Don’t you just love it when sequels pick right up where their predecessor left off? I don’t know about you but to me, it makes the story feel more complete. Enter Halloween 5: The Revenge of Michael Myers. This is the fifth installment into the Halloween franchise and the second film to continue the Jamie Lloyd storyline.

This film is truly the first time this mythology embraces the mystical. In the beginning, there is a moment where Jamie touches (Uncle) Michael and immediately drops her hand. It’s after this event, that it causes her to stab her step mother. Fast forward a year and Michael has come back for his niece. There’s something different with this film that the previous entries, Michael is almost portrayed as immortal. It’s allured to in H4 with Dr. Loomis but this film really embraces the mystical nature. Going even as far as to create a spiritual bond between Michael and Jamie. Honestly, it’s just weird and poorly executed.

Danielle Harris returns to reprise her role as Jamie Lloyd, this time with a psychic link to the boogeyman. Which in concept sounds amazing but falls so short. Harris delivered a strong and compelling performance in the fourth film of the series. Here it just feels like a wasted opportunity. She has a connection to a serial killer, something which is troubling and psychologically compelling. Instead, she sends the entity of the film fearful. While that’s not necessarily on her as an actress, but on the writers; her performance feels like a diet version of her H4 performance. While Harris was very under acting for this film, Donald Pleasance picks up the slack. Pleasance delivers an overly intense film that just feels out of place even for a horror film. Again, this comes back to the script.

I feel like my biggest problem with this film is the inability to find a tone and stick with it. The actors are either over acting or underacting – it’s almost as if this film is afraid to just deliver good performances. The tone wants to be grounded and develop these characters. Yes, this film does have one of the lower body counts in the franchise. However, it also wants to embrace the fantastical with the Jamie & Michael bond. It just can’t pick what it wants to do. To top it all off, Michael Myers once again comes across wooden in delivery.

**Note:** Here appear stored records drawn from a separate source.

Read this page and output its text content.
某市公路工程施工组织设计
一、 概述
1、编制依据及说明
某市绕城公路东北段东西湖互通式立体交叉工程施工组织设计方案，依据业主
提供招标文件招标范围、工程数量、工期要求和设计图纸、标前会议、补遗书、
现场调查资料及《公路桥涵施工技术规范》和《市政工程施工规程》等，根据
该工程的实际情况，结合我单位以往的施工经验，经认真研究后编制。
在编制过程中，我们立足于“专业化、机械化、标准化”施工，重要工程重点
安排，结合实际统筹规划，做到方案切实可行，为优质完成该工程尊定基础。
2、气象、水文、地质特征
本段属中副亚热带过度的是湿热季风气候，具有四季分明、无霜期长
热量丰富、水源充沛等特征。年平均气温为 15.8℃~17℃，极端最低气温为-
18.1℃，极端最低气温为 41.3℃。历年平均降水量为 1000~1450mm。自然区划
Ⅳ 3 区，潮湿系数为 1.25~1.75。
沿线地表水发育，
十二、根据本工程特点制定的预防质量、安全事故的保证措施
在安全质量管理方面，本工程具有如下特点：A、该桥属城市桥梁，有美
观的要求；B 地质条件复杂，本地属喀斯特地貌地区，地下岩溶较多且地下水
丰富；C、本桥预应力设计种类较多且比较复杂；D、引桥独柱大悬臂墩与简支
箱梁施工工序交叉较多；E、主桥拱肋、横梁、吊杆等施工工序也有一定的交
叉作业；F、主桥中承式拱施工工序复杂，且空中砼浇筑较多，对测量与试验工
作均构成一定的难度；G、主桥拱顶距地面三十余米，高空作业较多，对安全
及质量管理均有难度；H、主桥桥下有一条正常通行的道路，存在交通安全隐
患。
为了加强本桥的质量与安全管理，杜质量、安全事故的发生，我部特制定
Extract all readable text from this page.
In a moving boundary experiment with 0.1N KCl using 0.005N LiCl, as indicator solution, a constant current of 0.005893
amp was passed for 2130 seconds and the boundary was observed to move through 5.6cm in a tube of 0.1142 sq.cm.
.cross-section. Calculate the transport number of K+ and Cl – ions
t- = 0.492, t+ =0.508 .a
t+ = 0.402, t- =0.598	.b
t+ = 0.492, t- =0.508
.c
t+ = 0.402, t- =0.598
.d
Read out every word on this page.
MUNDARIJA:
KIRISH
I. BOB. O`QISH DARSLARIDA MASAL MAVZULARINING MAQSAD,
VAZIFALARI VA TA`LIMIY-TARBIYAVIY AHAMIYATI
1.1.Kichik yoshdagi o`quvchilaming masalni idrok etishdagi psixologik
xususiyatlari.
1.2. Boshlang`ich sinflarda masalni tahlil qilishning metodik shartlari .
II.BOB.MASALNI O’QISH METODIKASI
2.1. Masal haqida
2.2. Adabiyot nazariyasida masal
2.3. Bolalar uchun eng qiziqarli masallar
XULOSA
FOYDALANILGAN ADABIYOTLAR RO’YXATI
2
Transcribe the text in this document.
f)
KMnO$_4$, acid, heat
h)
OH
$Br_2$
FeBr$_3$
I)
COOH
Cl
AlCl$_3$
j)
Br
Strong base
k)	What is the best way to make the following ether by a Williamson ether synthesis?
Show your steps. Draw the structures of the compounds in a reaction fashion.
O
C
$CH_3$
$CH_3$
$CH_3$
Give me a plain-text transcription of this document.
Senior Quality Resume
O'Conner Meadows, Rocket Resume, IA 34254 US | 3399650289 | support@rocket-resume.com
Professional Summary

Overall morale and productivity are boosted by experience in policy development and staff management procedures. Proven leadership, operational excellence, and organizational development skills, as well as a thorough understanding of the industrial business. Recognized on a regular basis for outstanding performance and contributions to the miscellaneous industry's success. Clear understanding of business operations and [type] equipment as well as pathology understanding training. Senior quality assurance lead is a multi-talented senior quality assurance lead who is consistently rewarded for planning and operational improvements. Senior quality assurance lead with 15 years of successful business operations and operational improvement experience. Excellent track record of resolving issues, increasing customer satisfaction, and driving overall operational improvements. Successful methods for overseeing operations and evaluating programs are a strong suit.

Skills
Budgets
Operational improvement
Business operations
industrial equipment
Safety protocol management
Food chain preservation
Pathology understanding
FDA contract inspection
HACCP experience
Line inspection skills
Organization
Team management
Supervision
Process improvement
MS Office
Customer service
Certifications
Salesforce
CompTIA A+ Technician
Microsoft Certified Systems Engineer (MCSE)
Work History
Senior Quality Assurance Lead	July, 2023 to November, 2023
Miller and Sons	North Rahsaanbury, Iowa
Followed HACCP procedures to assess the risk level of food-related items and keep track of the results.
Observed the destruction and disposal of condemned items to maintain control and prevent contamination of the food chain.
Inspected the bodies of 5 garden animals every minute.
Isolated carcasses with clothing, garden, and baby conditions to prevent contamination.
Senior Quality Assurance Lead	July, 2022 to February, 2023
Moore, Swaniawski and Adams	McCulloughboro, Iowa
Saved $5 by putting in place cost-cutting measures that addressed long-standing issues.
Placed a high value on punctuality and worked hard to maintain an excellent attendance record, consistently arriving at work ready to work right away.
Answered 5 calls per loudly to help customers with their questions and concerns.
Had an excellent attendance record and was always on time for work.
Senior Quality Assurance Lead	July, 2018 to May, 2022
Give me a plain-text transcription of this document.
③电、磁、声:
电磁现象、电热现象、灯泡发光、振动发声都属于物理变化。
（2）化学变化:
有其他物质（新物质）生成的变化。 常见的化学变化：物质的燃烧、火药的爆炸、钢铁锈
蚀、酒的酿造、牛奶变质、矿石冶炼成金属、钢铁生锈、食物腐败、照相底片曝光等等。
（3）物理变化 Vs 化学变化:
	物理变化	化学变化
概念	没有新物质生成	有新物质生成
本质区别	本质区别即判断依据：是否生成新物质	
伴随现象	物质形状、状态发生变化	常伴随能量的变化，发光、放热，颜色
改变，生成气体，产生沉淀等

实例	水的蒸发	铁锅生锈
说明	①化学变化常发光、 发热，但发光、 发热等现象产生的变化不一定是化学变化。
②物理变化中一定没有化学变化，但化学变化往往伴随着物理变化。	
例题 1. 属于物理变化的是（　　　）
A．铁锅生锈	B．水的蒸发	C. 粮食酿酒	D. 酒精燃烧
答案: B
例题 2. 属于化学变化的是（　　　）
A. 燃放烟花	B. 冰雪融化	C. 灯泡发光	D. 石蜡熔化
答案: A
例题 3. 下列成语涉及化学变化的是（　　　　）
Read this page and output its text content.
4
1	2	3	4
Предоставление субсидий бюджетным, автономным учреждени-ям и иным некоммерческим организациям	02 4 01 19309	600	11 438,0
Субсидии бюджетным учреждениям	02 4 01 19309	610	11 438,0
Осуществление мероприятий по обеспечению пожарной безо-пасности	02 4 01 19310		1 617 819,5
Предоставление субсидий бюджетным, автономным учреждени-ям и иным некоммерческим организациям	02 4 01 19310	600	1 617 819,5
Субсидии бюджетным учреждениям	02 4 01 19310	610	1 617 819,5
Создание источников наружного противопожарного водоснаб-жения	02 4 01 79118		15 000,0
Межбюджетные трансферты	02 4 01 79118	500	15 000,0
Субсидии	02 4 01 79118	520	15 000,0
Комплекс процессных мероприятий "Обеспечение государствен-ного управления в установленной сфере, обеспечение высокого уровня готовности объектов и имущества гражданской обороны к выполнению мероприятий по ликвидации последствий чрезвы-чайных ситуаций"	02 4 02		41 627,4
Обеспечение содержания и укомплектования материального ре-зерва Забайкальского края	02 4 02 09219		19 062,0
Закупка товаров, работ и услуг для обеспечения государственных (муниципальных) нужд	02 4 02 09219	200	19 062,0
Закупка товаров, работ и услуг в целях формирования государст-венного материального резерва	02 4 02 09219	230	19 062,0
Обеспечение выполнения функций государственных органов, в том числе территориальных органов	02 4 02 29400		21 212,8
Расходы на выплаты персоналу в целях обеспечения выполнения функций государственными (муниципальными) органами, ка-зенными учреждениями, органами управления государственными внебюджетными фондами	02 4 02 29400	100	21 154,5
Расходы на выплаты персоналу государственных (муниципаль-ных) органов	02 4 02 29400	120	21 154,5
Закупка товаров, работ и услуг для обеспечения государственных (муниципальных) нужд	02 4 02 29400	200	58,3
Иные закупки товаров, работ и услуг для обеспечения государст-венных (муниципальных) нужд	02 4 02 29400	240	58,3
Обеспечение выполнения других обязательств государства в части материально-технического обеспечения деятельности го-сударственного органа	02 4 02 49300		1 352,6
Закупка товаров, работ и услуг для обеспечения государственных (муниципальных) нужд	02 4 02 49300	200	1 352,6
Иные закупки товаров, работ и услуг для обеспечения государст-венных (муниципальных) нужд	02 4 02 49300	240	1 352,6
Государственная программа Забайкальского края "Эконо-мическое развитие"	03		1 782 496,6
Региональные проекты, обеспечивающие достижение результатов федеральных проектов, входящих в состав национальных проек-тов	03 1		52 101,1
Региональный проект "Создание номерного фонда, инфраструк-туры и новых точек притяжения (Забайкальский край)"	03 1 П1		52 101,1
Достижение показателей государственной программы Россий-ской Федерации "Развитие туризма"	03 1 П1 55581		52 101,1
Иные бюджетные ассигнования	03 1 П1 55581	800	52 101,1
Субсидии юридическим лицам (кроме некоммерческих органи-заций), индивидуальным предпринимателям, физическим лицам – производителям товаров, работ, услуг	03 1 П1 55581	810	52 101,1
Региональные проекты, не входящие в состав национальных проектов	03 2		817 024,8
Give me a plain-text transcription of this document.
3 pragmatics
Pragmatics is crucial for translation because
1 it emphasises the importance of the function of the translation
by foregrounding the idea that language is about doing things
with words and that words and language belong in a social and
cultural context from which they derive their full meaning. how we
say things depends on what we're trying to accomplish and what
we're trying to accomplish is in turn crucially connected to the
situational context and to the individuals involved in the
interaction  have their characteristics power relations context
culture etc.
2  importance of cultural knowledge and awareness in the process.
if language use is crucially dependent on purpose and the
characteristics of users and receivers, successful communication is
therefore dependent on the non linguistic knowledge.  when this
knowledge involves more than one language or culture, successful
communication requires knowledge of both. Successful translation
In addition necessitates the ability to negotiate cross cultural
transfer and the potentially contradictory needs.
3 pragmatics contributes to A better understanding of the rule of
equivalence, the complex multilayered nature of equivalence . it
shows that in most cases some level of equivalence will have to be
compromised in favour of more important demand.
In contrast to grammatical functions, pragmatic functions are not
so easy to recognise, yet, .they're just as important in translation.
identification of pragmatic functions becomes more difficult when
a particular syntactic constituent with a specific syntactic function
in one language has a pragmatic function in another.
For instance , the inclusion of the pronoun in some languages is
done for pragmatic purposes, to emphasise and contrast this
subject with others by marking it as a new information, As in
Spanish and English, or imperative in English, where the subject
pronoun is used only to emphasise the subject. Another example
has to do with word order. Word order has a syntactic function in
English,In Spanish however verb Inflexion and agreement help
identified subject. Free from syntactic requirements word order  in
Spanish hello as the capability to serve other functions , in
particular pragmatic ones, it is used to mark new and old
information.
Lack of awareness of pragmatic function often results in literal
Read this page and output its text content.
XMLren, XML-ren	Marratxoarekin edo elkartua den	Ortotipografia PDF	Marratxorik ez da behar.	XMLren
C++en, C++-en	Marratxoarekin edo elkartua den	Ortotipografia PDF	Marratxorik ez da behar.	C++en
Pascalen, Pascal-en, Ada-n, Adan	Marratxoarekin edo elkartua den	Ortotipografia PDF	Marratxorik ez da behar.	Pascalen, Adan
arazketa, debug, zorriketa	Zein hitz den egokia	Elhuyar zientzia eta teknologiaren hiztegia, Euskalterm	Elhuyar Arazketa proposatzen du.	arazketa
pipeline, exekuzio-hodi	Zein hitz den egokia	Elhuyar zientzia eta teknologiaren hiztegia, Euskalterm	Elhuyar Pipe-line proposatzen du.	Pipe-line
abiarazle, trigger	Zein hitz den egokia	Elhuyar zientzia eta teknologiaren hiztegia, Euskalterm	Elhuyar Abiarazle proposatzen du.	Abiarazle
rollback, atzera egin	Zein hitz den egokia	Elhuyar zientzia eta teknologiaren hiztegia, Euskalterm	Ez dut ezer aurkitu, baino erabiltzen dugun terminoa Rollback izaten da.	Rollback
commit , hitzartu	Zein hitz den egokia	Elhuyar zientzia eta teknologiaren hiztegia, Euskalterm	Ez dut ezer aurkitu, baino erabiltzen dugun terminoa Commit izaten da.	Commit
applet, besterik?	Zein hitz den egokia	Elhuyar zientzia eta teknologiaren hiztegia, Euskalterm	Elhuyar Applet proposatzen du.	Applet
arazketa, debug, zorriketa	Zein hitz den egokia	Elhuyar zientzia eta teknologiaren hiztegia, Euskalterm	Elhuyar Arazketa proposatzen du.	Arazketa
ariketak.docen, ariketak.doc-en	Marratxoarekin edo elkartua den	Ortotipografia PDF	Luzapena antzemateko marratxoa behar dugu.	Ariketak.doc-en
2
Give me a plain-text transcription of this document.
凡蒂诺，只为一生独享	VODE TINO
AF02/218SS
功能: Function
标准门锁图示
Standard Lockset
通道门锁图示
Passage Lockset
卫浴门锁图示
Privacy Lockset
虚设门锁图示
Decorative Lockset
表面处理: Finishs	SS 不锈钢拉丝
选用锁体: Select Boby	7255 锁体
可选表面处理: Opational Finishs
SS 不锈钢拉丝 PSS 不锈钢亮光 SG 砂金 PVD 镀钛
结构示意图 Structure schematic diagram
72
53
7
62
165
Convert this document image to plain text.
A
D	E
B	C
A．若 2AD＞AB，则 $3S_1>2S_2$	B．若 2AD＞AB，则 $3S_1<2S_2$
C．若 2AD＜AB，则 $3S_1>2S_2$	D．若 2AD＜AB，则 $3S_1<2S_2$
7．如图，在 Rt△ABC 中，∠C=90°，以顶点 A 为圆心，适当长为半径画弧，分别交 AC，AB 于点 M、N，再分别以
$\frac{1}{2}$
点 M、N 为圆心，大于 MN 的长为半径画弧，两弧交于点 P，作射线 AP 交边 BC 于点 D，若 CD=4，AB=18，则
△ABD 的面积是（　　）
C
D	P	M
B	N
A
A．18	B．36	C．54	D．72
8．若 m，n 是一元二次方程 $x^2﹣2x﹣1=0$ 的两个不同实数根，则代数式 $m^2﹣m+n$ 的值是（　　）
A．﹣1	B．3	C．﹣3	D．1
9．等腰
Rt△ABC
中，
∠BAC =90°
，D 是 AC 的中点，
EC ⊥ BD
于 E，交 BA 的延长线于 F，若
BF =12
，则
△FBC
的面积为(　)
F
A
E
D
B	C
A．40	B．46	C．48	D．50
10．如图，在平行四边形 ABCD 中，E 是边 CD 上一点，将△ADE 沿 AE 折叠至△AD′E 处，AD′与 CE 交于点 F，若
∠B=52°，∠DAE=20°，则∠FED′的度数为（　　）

Now while this film is loaded down with error and tonal inconsistencies,  it does feature a bold cinematic move. Our main protagonist was a cameo character in the previous installment. I truly can’t remember any other film doing something like this. Wendy Kaplan’s “Tina Williams” leads the best performance of the whole movie. Her performance reminds Nancy Kyes’ “Annie Brackett” in the original. She has charisma and charm about her that just makes her electric when she takes the screen.

Overall, this film is maybe one of the worst films in the series. Suffocated by another wooden Michael Myers performance, inconsistent tone and plenty of overacting. It does however have a couple shining gems about it. First of which being Tina Williams. She’s just a kind of character you have to smile about when they enter into the frame. Second being the concept, the concept is phenomenal but executed abundantly horrific.